We have a tradition where we eat the cuisine of the victors for our evening feast. Since the Welsh are victorious and some of my friends are Welsh, I should have eaten traditional Welsh cuisine which my mother, the writer, has been seriously lacking in of late. It was at this point however where the event could have had a rather different outcome if I did not act.
The current leader announced the plan for the epic recreation the following morning. I became most upset as his version of history did not tally with mine declaring the English won. I objected and his petty response was to stay faithful to history. Not only was his history wrong but where is the logic in repeating a battle only to loose? I described how my presence alone bolstered my army to such a degree that we were effectively impossible to beat.

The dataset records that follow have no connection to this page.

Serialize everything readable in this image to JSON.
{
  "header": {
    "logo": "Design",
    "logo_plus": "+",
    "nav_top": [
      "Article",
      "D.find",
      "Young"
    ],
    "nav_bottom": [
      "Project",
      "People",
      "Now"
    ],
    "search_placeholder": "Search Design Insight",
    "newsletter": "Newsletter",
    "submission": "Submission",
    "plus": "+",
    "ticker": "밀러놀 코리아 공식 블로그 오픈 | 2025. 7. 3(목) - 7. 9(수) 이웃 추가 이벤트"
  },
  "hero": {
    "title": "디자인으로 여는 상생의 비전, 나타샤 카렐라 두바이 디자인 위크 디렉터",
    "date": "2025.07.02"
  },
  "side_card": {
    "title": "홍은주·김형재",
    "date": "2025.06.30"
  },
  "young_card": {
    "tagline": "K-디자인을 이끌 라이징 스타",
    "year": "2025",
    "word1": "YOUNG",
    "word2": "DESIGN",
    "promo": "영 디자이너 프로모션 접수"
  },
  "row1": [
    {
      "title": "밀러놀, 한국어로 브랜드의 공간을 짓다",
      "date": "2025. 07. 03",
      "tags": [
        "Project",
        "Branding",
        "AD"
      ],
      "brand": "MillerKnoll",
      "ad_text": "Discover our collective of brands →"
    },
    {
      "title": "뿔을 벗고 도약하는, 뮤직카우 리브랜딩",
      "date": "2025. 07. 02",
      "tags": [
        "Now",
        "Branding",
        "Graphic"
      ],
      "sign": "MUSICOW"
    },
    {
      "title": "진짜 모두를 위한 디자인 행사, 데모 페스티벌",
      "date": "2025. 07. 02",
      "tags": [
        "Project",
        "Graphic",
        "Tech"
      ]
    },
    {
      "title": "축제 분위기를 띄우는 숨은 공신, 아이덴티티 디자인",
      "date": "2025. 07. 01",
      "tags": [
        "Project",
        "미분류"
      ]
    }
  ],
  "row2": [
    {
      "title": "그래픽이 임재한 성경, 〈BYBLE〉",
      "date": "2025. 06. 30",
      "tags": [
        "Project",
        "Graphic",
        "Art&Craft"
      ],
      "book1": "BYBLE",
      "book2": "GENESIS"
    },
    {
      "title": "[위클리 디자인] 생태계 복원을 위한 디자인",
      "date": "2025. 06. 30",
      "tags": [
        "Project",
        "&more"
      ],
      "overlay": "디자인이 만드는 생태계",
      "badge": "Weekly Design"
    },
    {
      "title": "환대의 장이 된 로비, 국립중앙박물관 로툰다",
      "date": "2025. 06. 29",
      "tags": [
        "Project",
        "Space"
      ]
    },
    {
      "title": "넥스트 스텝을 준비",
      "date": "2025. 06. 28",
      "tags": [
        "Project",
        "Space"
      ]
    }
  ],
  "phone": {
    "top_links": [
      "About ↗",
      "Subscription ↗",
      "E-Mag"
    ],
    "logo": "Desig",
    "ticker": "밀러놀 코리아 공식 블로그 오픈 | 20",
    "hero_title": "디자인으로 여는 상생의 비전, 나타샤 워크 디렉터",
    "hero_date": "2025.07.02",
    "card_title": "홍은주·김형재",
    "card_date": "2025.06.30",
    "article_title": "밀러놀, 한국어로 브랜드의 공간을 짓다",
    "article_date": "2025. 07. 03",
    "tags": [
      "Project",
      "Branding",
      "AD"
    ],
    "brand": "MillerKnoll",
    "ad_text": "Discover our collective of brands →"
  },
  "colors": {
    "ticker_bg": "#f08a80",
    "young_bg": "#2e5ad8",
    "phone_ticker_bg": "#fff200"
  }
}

Because of this outrage there was therefore no Welsh cuisine! He tried to argue and several "no's" had him walking off defeated. I ended telling him he should try to aspire to my level and go to university and learn history!
After a crap meal I went to bed slightly angry. The thought of this uneducated 'riff-raff' moving through my homeland is horrible and I was not going to suffer defeat in it. I then had a cunning plan of enormous magnitude which I shared with several of the Welshman I was sleeping with.
In the morning we assumed our positions. I therefore took command and then lead us to victory! The element of surprise worked totally in my favour.
Before returning home we had lunch where my victory was discussed. Whilst a few English guys (or losers) were slightly annoyed at the change whereas others found it amusing and happy with my suprise laughing it off which I admire them for but I could tell (obviously) they were totally devastated by their defeat.
One of my friends (on the loosing team) did insist that I swap my meal with his because he had issues with the gravy which I was happy to do; food being one of the many spoils of war!
Later that evening I had a disturbing problem with digestion. What had caused this I do not know. I had suddenly felt very sick. I had to abandon my tent, run through the bushes, take off my jacket, lock the door, remove my glasses, pull down my trousers and pants and prepare myself for whatever was to leave my body. It was clearly something that I had not eaten, that is non-Welsh cuisine in Wales!